Friday, June 6, 2014

What is the tragic flaw in Hamlet?Indecision?

I assume you mean flaw rather than flow, and any question about Hamlet's flaw is a loaded question.


Some of the possibilities that have been suggested are:


  • He's really mad, not just pretending; he sets out to act mad while he is already suffering from melancholy, and he truly becomes mad

  • His inability to make a decision:  indecision, as you suggest

  • He is too rational; too intent on studying every possible angle of such a major decision

  • He is a coward

  • He is too much of a thinker, rather than a doer

  • He is just too brilliant and beautiful a person to do something like kill a king when he has time to think about it first;  he is an ideal human in a despicable and corrupt world.

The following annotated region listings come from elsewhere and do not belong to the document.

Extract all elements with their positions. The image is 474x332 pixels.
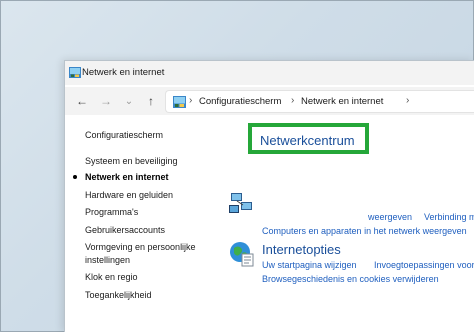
sidebar-item-configuratiescherm[interactable]: Configuratiescherm [85, 129, 163, 142]
recent-locations-chevron-icon[interactable]: ⌄ [120, 92, 138, 110]
breadcrumb-separator-icon: › [189, 95, 193, 106]
manage-addons-link[interactable]: Invoegtoepassingen voor [374, 260, 474, 270]
sidebar-item-vormgeving[interactable]: Vormgeving en persoonlijke [85, 241, 196, 254]
title-bar[interactable]: Netwerk en internet [65, 61, 474, 85]
sidebar-item-programmas[interactable]: Programma's [85, 206, 138, 219]
network-devices-link[interactable]: Computers en apparaten in het netwerk we… [262, 226, 467, 236]
sidebar-item-vormgeving-line2[interactable]: instellingen [85, 254, 130, 267]
network-center-icon [229, 193, 252, 213]
control-panel-icon [69, 67, 81, 78]
address-bar[interactable]: › Configuratiescherm › Netwerk en intern… [165, 90, 474, 113]
control-panel-window: Netwerk en internet ← → ⌄ ↑ › Configurat… [64, 60, 474, 332]
control-panel-icon [173, 96, 186, 108]
change-homepage-link[interactable]: Uw startpagina wijzigen [262, 260, 357, 270]
sidebar-item-gebruikersaccounts[interactable]: Gebruikersaccounts [85, 224, 165, 237]
sidebar-item-klok-en-regio[interactable]: Klok en regio [85, 271, 138, 284]
active-item-bullet-icon [73, 175, 77, 179]
sidebar-item-toegankelijkheid[interactable]: Toegankelijkheid [85, 289, 152, 302]
delete-history-link[interactable]: Browsegeschiedenis en cookies verwijdere… [262, 274, 439, 284]
network-center-title[interactable]: Netwerkcentrum [260, 133, 355, 148]
network-status-link[interactable]: weergeven [368, 212, 412, 222]
forward-arrow-icon[interactable]: → [97, 92, 115, 110]
sidebar-item-hardware-en-geluiden[interactable]: Hardware en geluiden [85, 189, 173, 202]
breadcrumb-separator-icon: › [406, 95, 410, 106]
breadcrumb-netwerk-en-internet[interactable]: Netwerk en internet [301, 96, 383, 107]
sidebar-item-systeem-en-beveiliging[interactable]: Systeem en beveiliging [85, 155, 178, 168]
internet-options-title[interactable]: Internetopties [262, 242, 341, 257]
internet-options-globe-icon [230, 242, 254, 267]
sidebar-item-netwerk-en-internet[interactable]: Netwerk en internet [85, 171, 169, 184]
navigation-bar: ← → ⌄ ↑ › Configuratiescherm › Netwerk e… [65, 87, 474, 115]
breadcrumb-separator-icon: › [291, 95, 295, 106]
breadcrumb-configuratiescherm[interactable]: Configuratiescherm [199, 96, 281, 107]
back-arrow-icon[interactable]: ← [73, 92, 91, 110]
up-arrow-icon[interactable]: ↑ [142, 92, 160, 110]
connect-network-link[interactable]: Verbinding m [424, 212, 474, 222]
window-title: Netwerk en internet [82, 67, 165, 78]
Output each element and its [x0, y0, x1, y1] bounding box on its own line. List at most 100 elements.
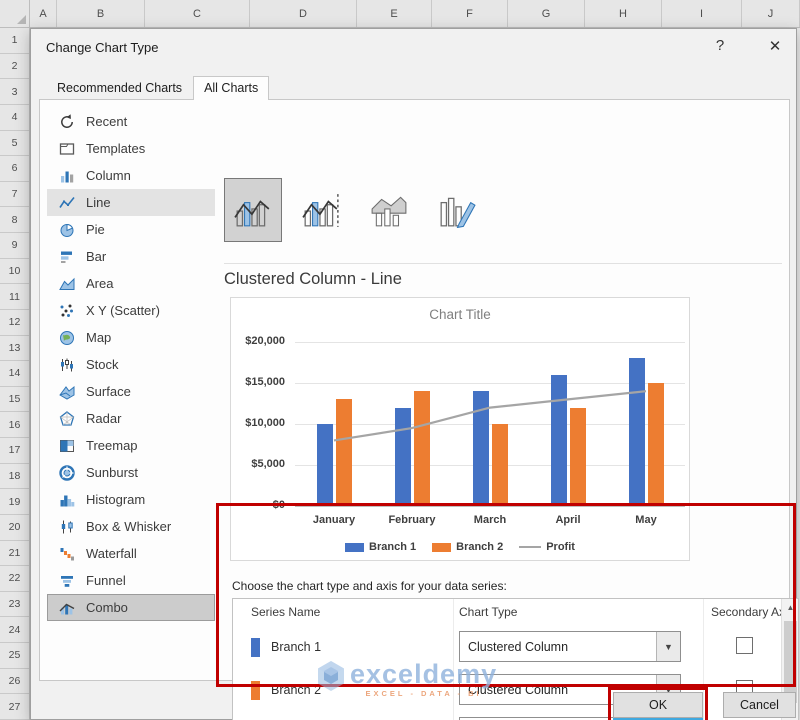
- scatter-icon: [58, 302, 76, 320]
- tab-recommended-charts[interactable]: Recommended Charts: [46, 76, 193, 100]
- sidebar-item-label: Histogram: [86, 492, 145, 507]
- row-header-8[interactable]: 8: [0, 207, 29, 233]
- row-header-7[interactable]: 7: [0, 182, 29, 208]
- column-headers[interactable]: ABCDEFGHIJ: [30, 0, 800, 28]
- subtype-clustered-column-line-secondary-axis-icon[interactable]: [292, 178, 350, 242]
- sidebar-item-waterfall[interactable]: Waterfall: [47, 540, 215, 567]
- chart-subtype-strip: [224, 178, 486, 242]
- sidebar-item-line[interactable]: Line: [47, 189, 215, 216]
- sidebar-item-label: Templates: [86, 141, 145, 156]
- row-header-6[interactable]: 6: [0, 156, 29, 182]
- subtype-stacked-area-clustered-column-icon[interactable]: [360, 178, 418, 242]
- row-header-13[interactable]: 13: [0, 336, 29, 362]
- row-header-14[interactable]: 14: [0, 361, 29, 387]
- sidebar-item-sunburst[interactable]: Sunburst: [47, 459, 215, 486]
- row-header-1[interactable]: 1: [0, 28, 29, 54]
- row-header-10[interactable]: 10: [0, 259, 29, 285]
- sidebar-item-label: Treemap: [86, 438, 138, 453]
- sidebar-item-funnel[interactable]: Funnel: [47, 567, 215, 594]
- sidebar-item-bar[interactable]: Bar: [47, 243, 215, 270]
- row-header-9[interactable]: 9: [0, 233, 29, 259]
- row-header-21[interactable]: 21: [0, 541, 29, 567]
- row-header-25[interactable]: 25: [0, 643, 29, 669]
- bar-branch-2: [648, 383, 664, 506]
- column-header-A[interactable]: A: [30, 0, 57, 27]
- row-header-23[interactable]: 23: [0, 592, 29, 618]
- sidebar-item-surface[interactable]: Surface: [47, 378, 215, 405]
- row-headers[interactable]: 1234567891011121314151617181920212223242…: [0, 28, 30, 720]
- scrollbar-thumb[interactable]: [784, 621, 797, 703]
- sidebar-item-box-whisker[interactable]: Box & Whisker: [47, 513, 215, 540]
- sidebar-item-histogram[interactable]: Histogram: [47, 486, 215, 513]
- series-row-branch-1: Branch 1Clustered Column▼: [233, 629, 783, 665]
- legend-label: Branch 1: [369, 541, 416, 553]
- column-header-F[interactable]: F: [432, 0, 508, 27]
- row-header-5[interactable]: 5: [0, 131, 29, 157]
- chart-type-dropdown[interactable]: Clustered Column▼: [459, 631, 681, 662]
- row-header-26[interactable]: 26: [0, 669, 29, 695]
- gridline: [295, 506, 685, 507]
- dropdown-value: Clustered Column: [460, 640, 656, 654]
- secondary-axis-checkbox[interactable]: [736, 637, 753, 654]
- sidebar-item-pie[interactable]: Pie: [47, 216, 215, 243]
- row-header-12[interactable]: 12: [0, 310, 29, 336]
- row-header-17[interactable]: 17: [0, 438, 29, 464]
- tab-all-charts[interactable]: All Charts: [193, 76, 269, 100]
- sidebar-item-area[interactable]: Area: [47, 270, 215, 297]
- subtype-custom-combination-icon[interactable]: [428, 178, 486, 242]
- chart-type-list: Recent Templates ColumnLinePieBar Area X Y (…: [47, 108, 215, 621]
- column-header-J[interactable]: J: [742, 0, 800, 27]
- column-header-G[interactable]: G: [508, 0, 585, 27]
- column-header-E[interactable]: E: [357, 0, 432, 27]
- row-header-3[interactable]: 3: [0, 79, 29, 105]
- gridline: [295, 383, 685, 384]
- sidebar-item-templates[interactable]: Templates: [47, 135, 215, 162]
- sidebar-item-stock[interactable]: Stock: [47, 351, 215, 378]
- pie-icon: [58, 221, 76, 239]
- row-header-22[interactable]: 22: [0, 566, 29, 592]
- sidebar-item-combo[interactable]: Combo: [47, 594, 215, 621]
- row-header-4[interactable]: 4: [0, 105, 29, 131]
- sidebar-item-treemap[interactable]: Treemap: [47, 432, 215, 459]
- row-header-2[interactable]: 2: [0, 54, 29, 80]
- dialog-title: Change Chart Type: [46, 40, 159, 55]
- sidebar-item-recent[interactable]: Recent: [47, 108, 215, 135]
- dialog-tabs: Recommended ChartsAll Charts: [46, 76, 269, 100]
- row-header-16[interactable]: 16: [0, 412, 29, 438]
- legend-swatch: [345, 543, 364, 552]
- row-header-11[interactable]: 11: [0, 284, 29, 310]
- column-header-H[interactable]: H: [585, 0, 662, 27]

The list could be much longer. 


The problem with the above answers is that they don't really fit a Shakespearean tragedy, and that none really offer a full explanation.  I'll suggest one that does fit and detail it for you.


I suggest it is, for the most part, a mistake to see Hamlet as procrastinating or unnecessarily delaying or failing in any way.  Notice that even in Hamlet's soliloquies when he accuses himself, he always follows his questioning with a resolution.  He rejects his self-accusations and promises solutions, and he delivers (after he berates himself as a coward, etc., in Act 2.2, for instance, he plots to determine with certainty the king's guilt or innocence with the play-within-the-play, and he does it).   


Hamlet simply follows rational steps to determine whether or not the Ghost is really what it says it is, and, therefore, whether or not Claudius is really guilty.  This takes the reader to Act 3.  Hamlet has not yet killed Claudius simply because he needs corroboration for the Ghost's statements.  There is nothing wrong with that.  Who wouldn't want to be sure before killing a king?


Once Hamlet knows with certainty that Claudius is guilty, only one instance of Hamlet not acting when he has an opportunity to do so must be accounted for--and one act of failing to get revenge does not a mad prince or a procrastinating prince or a delaying prince or an indecisive prince or a cowardly prince make.  And if waiting until he has corroboration is the rational thing to do, then something besides all of those suggestions listed above must be at work.


And that something is hubris.  What is Hamlet's tragic flaw?  It is hubris.  The only time Hamlet does not kill Claudius when he has the opportunity to do it, is when Claudius is praying.  Why doesn't he?  Because he thinks Claudius is confessing, and he thinks by killing Claudius at that moment he will send Claudius to heaven, and he doesn't want to do that.


What is hubris?  An excessive pride that leads to the downfall of a tragic hero.  One way a character can be guilty of hubris is by attempting to reach above his station.  When Hamlet chooses not to kill Claudius he is attempting to determine another human being's eternal salvation.  That's God's business, not Hamlet's.  His station in life and in existence has nothing to do with determining salvation.  He oversteps his position, and thereby causes the blood bath at the conclusion of the play. 


Hubris causes Hamlet's downfall, and that's why his decision to not kill Claudius while Claudius is praying, is the climax of the drama.  That's when Hamlet's fate is determined, as are the fates of so many innocent people.